Arizona State University President Michael M. Crow issued a statement in response to Ducey-and-company’s state budget on the same Saturday that it passed. Crow wrote, “This drastic remedy to the state’s budget troubles represents a setback for Arizonans who already are frustrated by the state’s sluggish economic recovery.” He remarked that the actual consequences of the cut “will be felt not only by Arizona’s institutions of higher education but also by the students whom we serve.” Indeed, Ducey’s state budget is an attack on Arizona’s higher education students and more. For Arizona’s state economy in particular, ASU President Crow was right to surmise that “the ramifications for the state’s economy will take years to play out because it is [Arizona’s] colleges and universities that produce Arizona’s strongest asset: educated young men and women trained to play leading roles in a rapidly changing world.”

Crow noted that the implementation of Ducey’s budget cut took into consideration zero input from Arizona’s higher education leaders. Crow also reassured recipients of his statement on the budget that ASU would assess the total impact that budget cuts will have, and that the university will devise a plan accordingly to “minimize the effects” on its campuses. ASU hopes to brace for setbacks while, as Crow put it, “continuing to advance ASU as an institution dedicated to access for all qualified students, excellence in teaching and research, and progress for Arizona.” He promised that ASU would not allow this setback to prevent it from developing as a “comprehensive knowledge enterprise” that dedicates itself to Arizona’s economic and cultural success.
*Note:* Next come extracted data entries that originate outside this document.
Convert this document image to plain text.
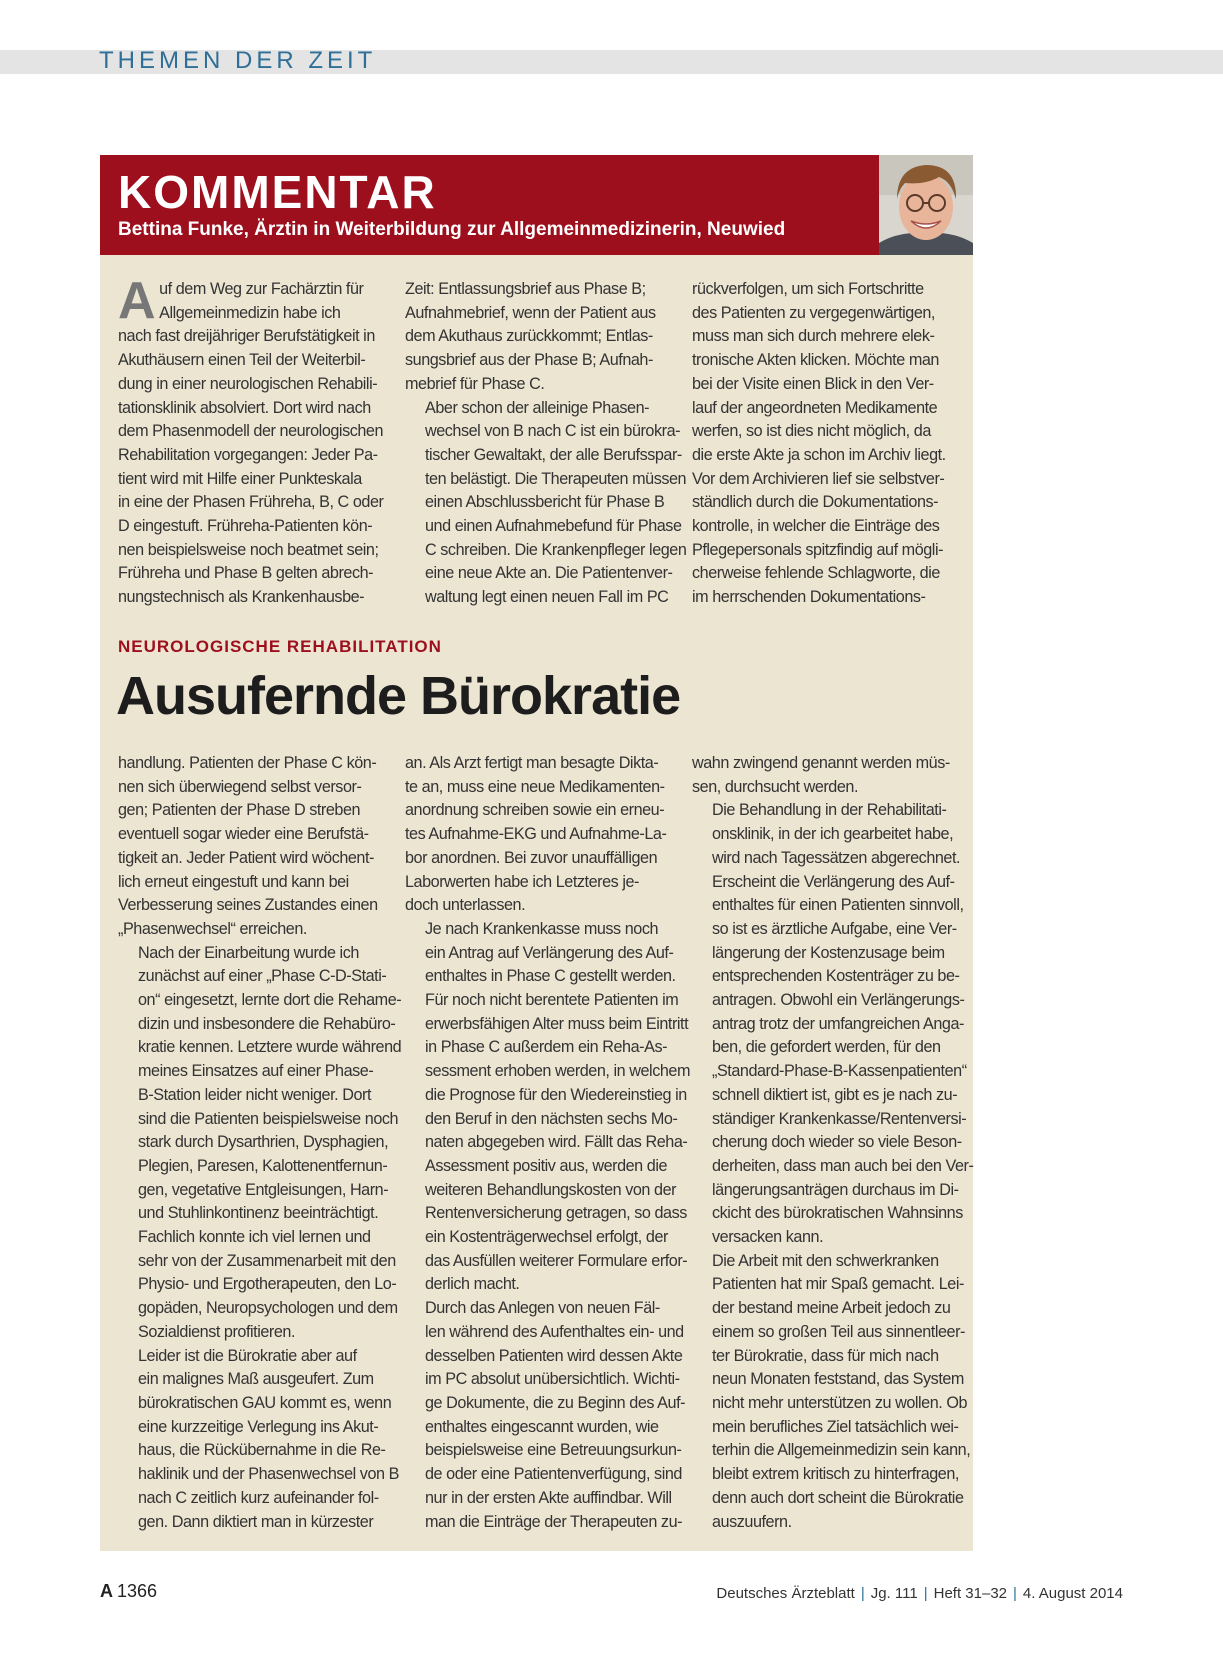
THEMEN DER ZEIT
KOMMENTAR
Bettina Funke, Ärztin in Weiterbildung zur Allgemeinmedizinerin, Neuwied

A uf dem Weg zur Fachärztin für
Allgemeinmedizin habe ich
nach fast dreijähriger Berufstätigkeit in
Akuthäusern einen Teil der Weiterbil-
dung in einer neurologischen Rehabili-
tationsklinik absolviert. Dort wird nach
dem Phasenmodell der neurologischen
Rehabilitation vorgegangen: Jeder Pa-
tient wird mit Hilfe einer Punkteskala
in eine der Phasen Frühreha, B, C oder
D eingestuft. Frühreha-Patienten kön-
nen beispielsweise noch beatmet sein;
Frühreha und Phase B gelten abrech-
nungstechnisch als Krankenhausbe-

Zeit: Entlassungsbrief aus Phase B;
Aufnahmebrief, wenn der Patient aus
dem Akuthaus zurückkommt; Entlas-
sungsbrief aus der Phase B; Aufnah-
mebrief für Phase C.

Aber schon der alleinige Phasen-
wechsel von B nach C ist ein bürokra-
tischer Gewaltakt, der alle Berufsspar-
ten belästigt. Die Therapeuten müssen
einen Abschlussbericht für Phase B
und einen Aufnahmebefund für Phase
C schreiben. Die Krankenpfleger legen
eine neue Akte an. Die Patientenver-
waltung legt einen neuen Fall im PC

rückverfolgen, um sich Fortschritte
des Patienten zu vergegenwärtigen,
muss man sich durch mehrere elek-
tronische Akten klicken. Möchte man
bei der Visite einen Blick in den Ver-
lauf der angeordneten Medikamente
werfen, so ist dies nicht möglich, da
die erste Akte ja schon im Archiv liegt.
Vor dem Archivieren lief sie selbstver-
ständlich durch die Dokumentations-
kontrolle, in welcher die Einträge des
Pflegepersonals spitzfindig auf mögli-
cherweise fehlende Schlagworte, die
im herrschenden Dokumentations-

NEUROLOGISCHE REHABILITATION
Ausufernde Bürokratie

handlung. Patienten der Phase C kön-
nen sich überwiegend selbst versor-
gen; Patienten der Phase D streben
eventuell sogar wieder eine Berufstä-
tigkeit an. Jeder Patient wird wöchent-
lich erneut eingestuft und kann bei
Verbesserung seines Zustandes einen
„Phasenwechsel“ erreichen.

Nach der Einarbeitung wurde ich
zunächst auf einer „Phase C-D-Stati-
on“ eingesetzt, lernte dort die Rehame-
dizin und insbesondere die Rehabüro-
kratie kennen. Letztere wurde während
meines Einsatzes auf einer Phase-
B-Station leider nicht weniger. Dort
sind die Patienten beispielsweise noch
stark durch Dysarthrien, Dysphagien,
Plegien, Paresen, Kalottenentfernun-
gen, vegetative Entgleisungen, Harn-
und Stuhlinkontinenz beeinträchtigt.
Fachlich konnte ich viel lernen und
sehr von der Zusammenarbeit mit den
Physio- und Ergotherapeuten, den Lo-
gopäden, Neuropsychologen und dem
Sozialdienst profitieren.

Leider ist die Bürokratie aber auf
ein malignes Maß ausgeufert. Zum
bürokratischen GAU kommt es, wenn
eine kurzzeitige Verlegung ins Akut-
haus, die Rückübernahme in die Re-
haklinik und der Phasenwechsel von B
nach C zeitlich kurz aufeinander fol-
gen. Dann diktiert man in kürzester

an. Als Arzt fertigt man besagte Dikta-
te an, muss eine neue Medikamenten-
anordnung schreiben sowie ein erneu-
tes Aufnahme-EKG und Aufnahme-La-
bor anordnen. Bei zuvor unauffälligen
Laborwerten habe ich Letzteres je-
doch unterlassen.

Je nach Krankenkasse muss noch
ein Antrag auf Verlängerung des Auf-
enthaltes in Phase C gestellt werden.
Für noch nicht berentete Patienten im
erwerbsfähigen Alter muss beim Eintritt
in Phase C außerdem ein Reha-As-
sessment erhoben werden, in welchem
die Prognose für den Wiedereinstieg in
den Beruf in den nächsten sechs Mo-
naten abgegeben wird. Fällt das Reha-
Assessment positiv aus, werden die
weiteren Behandlungskosten von der
Rentenversicherung getragen, so dass
ein Kostenträgerwechsel erfolgt, der
das Ausfüllen weiterer Formulare erfor-
derlich macht.

Durch das Anlegen von neuen Fäl-
len während des Aufenthaltes ein- und
desselben Patienten wird dessen Akte
im PC absolut unübersichtlich. Wichti-
ge Dokumente, die zu Beginn des Auf-
enthaltes eingescannt wurden, wie
beispielsweise eine Betreuungsurkun-
de oder eine Patientenverfügung, sind
nur in der ersten Akte auffindbar. Will
man die Einträge der Therapeuten zu-

wahn zwingend genannt werden müs-
sen, durchsucht werden.

Die Behandlung in der Rehabilitati-
onsklinik, in der ich gearbeitet habe,
wird nach Tagessätzen abgerechnet.
Erscheint die Verlängerung des Auf-
enthaltes für einen Patienten sinnvoll,
so ist es ärztliche Aufgabe, eine Ver-
längerung der Kostenzusage beim
entsprechenden Kostenträger zu be-
antragen. Obwohl ein Verlängerungs-
antrag trotz der umfangreichen Anga-
ben, die gefordert werden, für den
„Standard-Phase-B-Kassenpatienten“
schnell diktiert ist, gibt es je nach zu-
ständiger Krankenkasse/Rentenversi-
cherung doch wieder so viele Beson-
derheiten, dass man auch bei den Ver-
längerungsanträgen durchaus im Di-
ckicht des bürokratischen Wahnsinns
versacken kann.

Die Arbeit mit den schwerkranken
Patienten hat mir Spaß gemacht. Lei-
der bestand meine Arbeit jedoch zu
einem so großen Teil aus sinnentleer-
ter Bürokratie, dass für mich nach
neun Monaten feststand, das System
nicht mehr unterstützen zu wollen. Ob
mein berufliches Ziel tatsächlich wei-
terhin die Allgemeinmedizin sein kann,
bleibt extrem kritisch zu hinterfragen,
denn auch dort scheint die Bürokratie
auszuufern.

A 1366	Deutsches Ärzteblatt | Jg. 111 | Heft 31–32 | 4. August 2014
For the Arizona State Senate, one Democrat, Senator Carlyle Begay, was pivotal in aiding the Republicans to get their measures across the governor’s desk. Two Democrats in the House voted for a couple of budget bills, citing their votes as “accidental” due to the fact that they were “too tired to think straight.” Though some Democrats endeavored for hours to propose budget amendments that would restore kindergarten through twelfth grade funding, funding the university system, and also state aid to low-income families, their work was dead on arrival. One Democratic Senator from Tucson, David Bradley, touted the Ducey budget as “death by a thousand cuts” for the state’s disenfranchised who simply cannot survive losing state aid. An incredible amount of teachers, students, and parents protested outside the State Capitol last Thursday evening.
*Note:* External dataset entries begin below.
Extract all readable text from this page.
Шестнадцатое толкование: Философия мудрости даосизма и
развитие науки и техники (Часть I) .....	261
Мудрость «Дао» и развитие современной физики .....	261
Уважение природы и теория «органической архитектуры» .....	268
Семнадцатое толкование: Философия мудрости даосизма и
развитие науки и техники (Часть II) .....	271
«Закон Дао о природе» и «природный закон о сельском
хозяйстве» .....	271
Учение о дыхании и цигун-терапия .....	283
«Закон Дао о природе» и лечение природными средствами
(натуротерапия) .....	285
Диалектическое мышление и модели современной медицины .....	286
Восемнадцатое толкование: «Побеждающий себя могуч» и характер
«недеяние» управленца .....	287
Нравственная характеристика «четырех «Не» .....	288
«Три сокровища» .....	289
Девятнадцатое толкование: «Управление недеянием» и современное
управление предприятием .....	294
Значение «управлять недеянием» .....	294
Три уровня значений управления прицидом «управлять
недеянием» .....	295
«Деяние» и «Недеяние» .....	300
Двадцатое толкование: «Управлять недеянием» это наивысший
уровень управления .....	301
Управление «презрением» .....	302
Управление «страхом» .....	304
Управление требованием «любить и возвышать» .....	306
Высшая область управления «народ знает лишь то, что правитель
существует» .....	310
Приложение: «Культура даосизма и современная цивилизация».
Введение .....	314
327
Once again, Republican policymakers have not acted in earnest on behalf of the public interest, but rather, their conceptualization of ‘public interest’ here is warped and nearsighted due to political pressure and urgency. They’re only in it for the short-run and personal gains, paying no mind to economic consequences that cutting funding to higher education will surely have. This has been the Republican slash-and-burn policy model for too many years, harkening back to Nixon’s push for a “war on drugs” policy that, by most, if not all, degrees has resulted in decades of catastrophic failure and taxpayer loss. In fact, the parallel is so obvious that when the Arizona State Legislature pleaded with Governor Ducey to refrain from hurrying through a state budget without first giving lawmakers or the public time to consider it, he responded, “Slow this down? What are we waiting for? I ran on this budget!”